In a statement, HEFF’s board of directors branded the Government “short sighted” after losing a large portion of its income from the public purse.
It also warned the liquidation of the business would place “100’s of jobs within small businesses put at risk” across the eight counties it served, in addition to the 15 staff being made redundant at the group itself.
The board cited the early termination of its six-year contract to manage the Shropshire Food Enterprise Centre as one of the reasons for the business’s collapse. As a result, it relocated to Shrewsbury College of Arts and Technology in March.
It added that funding for export projects, pledged by UK Trade & Investment in January, had failed to materialise while other areas of HEFF’s business experienced “slow trading” conditions.
The board said it had made “valiant efforts” to secure either public or private funding over the last few months.

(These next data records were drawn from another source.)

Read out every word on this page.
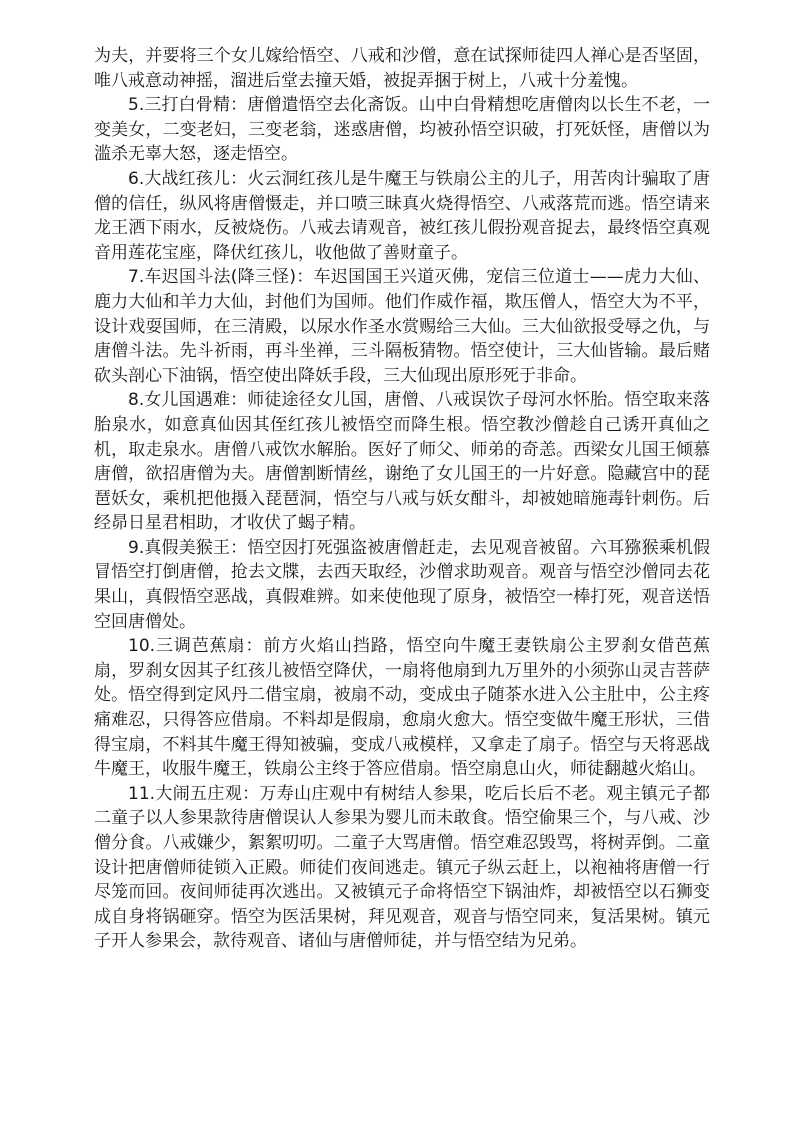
为夫，并要将三个女儿嫁给悟空、八戒和沙僧，意在试探师徒四人禅心是否坚固，唯八戒意动神摇，溜进后堂去撞天婚，被捉弄捆于树上，八戒十分羞愧。

5.三打白骨精：唐僧遣悟空去化斋饭。山中白骨精想吃唐僧肉以长生不老，一变美女，二变老妇，三变老翁，迷惑唐僧，均被孙悟空识破，打死妖怪，唐僧以为滥杀无辜大怒，逐走悟空。

6.大战红孩儿：火云洞红孩儿是牛魔王与铁扇公主的儿子，用苦肉计骗取了唐僧的信任，纵风将唐僧慑走，并口喷三昧真火烧得悟空、八戒落荒而逃。悟空请来龙王洒下雨水，反被烧伤。八戒去请观音，被红孩儿假扮观音捉去，最终悟空真观音用莲花宝座，降伏红孩儿，收他做了善财童子。

7.车迟国斗法(降三怪)：车迟国国王兴道灭佛，宠信三位道士——虎力大仙、鹿力大仙和羊力大仙，封他们为国师。他们作威作福，欺压僧人，悟空大为不平，设计戏耍国师，在三清殿，以尿水作圣水赏赐给三大仙。三大仙欲报受辱之仇，与唐僧斗法。先斗祈雨，再斗坐禅，三斗隔板猜物。悟空使计，三大仙皆输。最后赌砍头剖心下油锅，悟空使出降妖手段，三大仙现出原形死于非命。

8.女儿国遇难：师徒途径女儿国，唐僧、八戒误饮子母河水怀胎。悟空取来落胎泉水，如意真仙因其侄红孩儿被悟空而降生根。悟空教沙僧趁自己诱开真仙之机，取走泉水。唐僧八戒饮水解胎。医好了师父、师弟的奇恙。西梁女儿国王倾慕唐僧，欲招唐僧为夫。唐僧割断情丝，谢绝了女儿国王的一片好意。隐藏宫中的琵琶妖女，乘机把他摄入琵琶洞，悟空与八戒与妖女酣斗，却被她暗施毒针刺伤。后经昴日星君相助，才收伏了蝎子精。

9.真假美猴王：悟空因打死强盗被唐僧赶走，去见观音被留。六耳猕猴乘机假冒悟空打倒唐僧，抢去文牒，去西天取经，沙僧求助观音。观音与悟空沙僧同去花果山，真假悟空恶战，真假难辨。如来使他现了原身，被悟空一棒打死，观音送悟空回唐僧处。

10.三调芭蕉扇：前方火焰山挡路，悟空向牛魔王妻铁扇公主罗刹女借芭蕉扇，罗刹女因其子红孩儿被悟空降伏，一扇将他扇到九万里外的小须弥山灵吉菩萨处。悟空得到定风丹二借宝扇，被扇不动，变成虫子随茶水进入公主肚中，公主疼痛难忍，只得答应借扇。不料却是假扇，愈扇火愈大。悟空变做牛魔王形状，三借得宝扇，不料其牛魔王得知被骗，变成八戒模样，又拿走了扇子。悟空与天将恶战牛魔王，收服牛魔王，铁扇公主终于答应借扇。悟空扇息山火，师徒翻越火焰山。

11.大闹五庄观：万寿山庄观中有树结人参果，吃后长后不老。观主镇元子都二童子以人参果款待唐僧误认人参果为婴儿而未敢食。悟空偷果三个，与八戒、沙僧分食。八戒嫌少，絮絮叨叨。二童子大骂唐僧。悟空难忍毁骂，将树弄倒。二童设计把唐僧师徒锁入正殿。师徒们夜间逃走。镇元子纵云赶上，以袍袖将唐僧一行尽笼而回。夜间师徒再次逃出。又被镇元子命将悟空下锅油炸，却被悟空以石狮变成自身将锅砸穿。悟空为医活果树，拜见观音，观音与悟空同来，复活果树。镇元子开人参果会，款待观音、诸仙与唐僧师徒，并与悟空结为兄弟。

In January, HEFF’s chief executive Karen Davies launched a revamped version of its distribution operation the Delivery Service, complete with its own vans (pictured).
“Whilst the company still has healthy reserves, it continues to trade at a loss and we do not genuinely expect that we will be able to trade out of our current financial difficulties in the short term,” said HEFF in the statement.
It added that it was “hopeful” that the business might still be saved before a shareholder meeting in the first week of July.